Auch hier scheint der Vorsitzende der Autonomiebehörde nicht ganz richtig zu liegen. Dov Weisglass, der als Ariel Sharons Bürochef eng an den Verhandlungen über die Road Map beteiligt war, hat im Juni 2009, nachdem aus dem Weißen Haus missverständliche Äußerungen über vergangene amerikanisch-israelische Abkommen gefallen waren, zur Bedeutung dieses Dokuments einen sehr aufschlussreichen Artikel geschrieben. Er hält darin fest, dass ein klares Ergebnis der Verhandlungen zwischen den USA und Israel gewesen sei, „dass die israelische Verpflichtung zum Einfrieren der Siedlungen in der Road Map… [weiterhin] die Bautätigkeit in und Entwicklung von Siedlungen innerhalb der „Baulinien“ ermöglichte.“ (Auch hier) Und wer Weisglass für nicht objektiv hält, der kann sich Elliott Abrams‘ Artikel im Wall Street Journal durchlesen. Abrams war 2003 als amerikanischer Vertreter an Gesprächen mit Israel über die Road Map beteiligt. Er schreibt, die Amerikaner hätten sich mit den Israelis damals darauf verständigt, „dass wir keine vollständige Einfrierung des Siedlungsbaus fordern würden“.
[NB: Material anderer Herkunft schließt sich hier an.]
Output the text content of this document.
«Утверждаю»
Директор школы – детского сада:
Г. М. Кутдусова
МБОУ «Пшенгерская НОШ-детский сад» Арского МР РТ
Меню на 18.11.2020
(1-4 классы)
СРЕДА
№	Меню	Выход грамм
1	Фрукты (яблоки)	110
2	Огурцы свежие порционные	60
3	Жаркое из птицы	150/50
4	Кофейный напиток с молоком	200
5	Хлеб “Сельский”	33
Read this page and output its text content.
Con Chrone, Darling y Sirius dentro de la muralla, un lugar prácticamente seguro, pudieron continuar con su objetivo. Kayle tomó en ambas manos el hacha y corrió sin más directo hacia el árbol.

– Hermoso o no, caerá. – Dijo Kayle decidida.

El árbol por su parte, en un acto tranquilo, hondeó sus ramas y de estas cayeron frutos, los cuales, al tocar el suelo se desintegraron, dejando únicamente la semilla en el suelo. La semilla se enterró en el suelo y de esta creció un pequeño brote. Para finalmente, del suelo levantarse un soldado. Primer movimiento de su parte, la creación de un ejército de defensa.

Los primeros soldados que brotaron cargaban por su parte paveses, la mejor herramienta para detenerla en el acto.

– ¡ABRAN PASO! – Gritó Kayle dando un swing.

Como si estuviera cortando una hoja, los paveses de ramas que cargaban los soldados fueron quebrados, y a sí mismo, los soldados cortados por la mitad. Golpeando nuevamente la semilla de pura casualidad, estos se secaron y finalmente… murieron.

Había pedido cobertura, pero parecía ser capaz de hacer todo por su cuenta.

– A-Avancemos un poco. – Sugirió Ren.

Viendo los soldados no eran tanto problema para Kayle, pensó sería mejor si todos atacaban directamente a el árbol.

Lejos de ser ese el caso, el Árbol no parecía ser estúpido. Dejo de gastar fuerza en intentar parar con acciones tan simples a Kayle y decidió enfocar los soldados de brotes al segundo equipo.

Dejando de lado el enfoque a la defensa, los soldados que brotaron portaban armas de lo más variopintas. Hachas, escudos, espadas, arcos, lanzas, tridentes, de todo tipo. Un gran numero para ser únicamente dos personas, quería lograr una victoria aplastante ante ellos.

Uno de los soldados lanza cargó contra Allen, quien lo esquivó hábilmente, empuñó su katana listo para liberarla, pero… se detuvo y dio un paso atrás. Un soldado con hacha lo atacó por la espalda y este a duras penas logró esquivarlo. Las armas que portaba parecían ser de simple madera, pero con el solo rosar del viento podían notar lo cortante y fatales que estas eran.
Die palästinensische Verwaltung und der palästinensische „Friedensplan“

As such it [the territorial unit of Gaza and the West Bank, k.] is subject to one law and one authority. In recognition of this, I have been determined to end the division of my people through national reconciliation, in accordance with my political program which respects signed agreements, recognizes the State of Israel, and renounces violence. With regret, the Government of Israel has chosen to take a position diametrically opposed to Palestinian national reconciliation.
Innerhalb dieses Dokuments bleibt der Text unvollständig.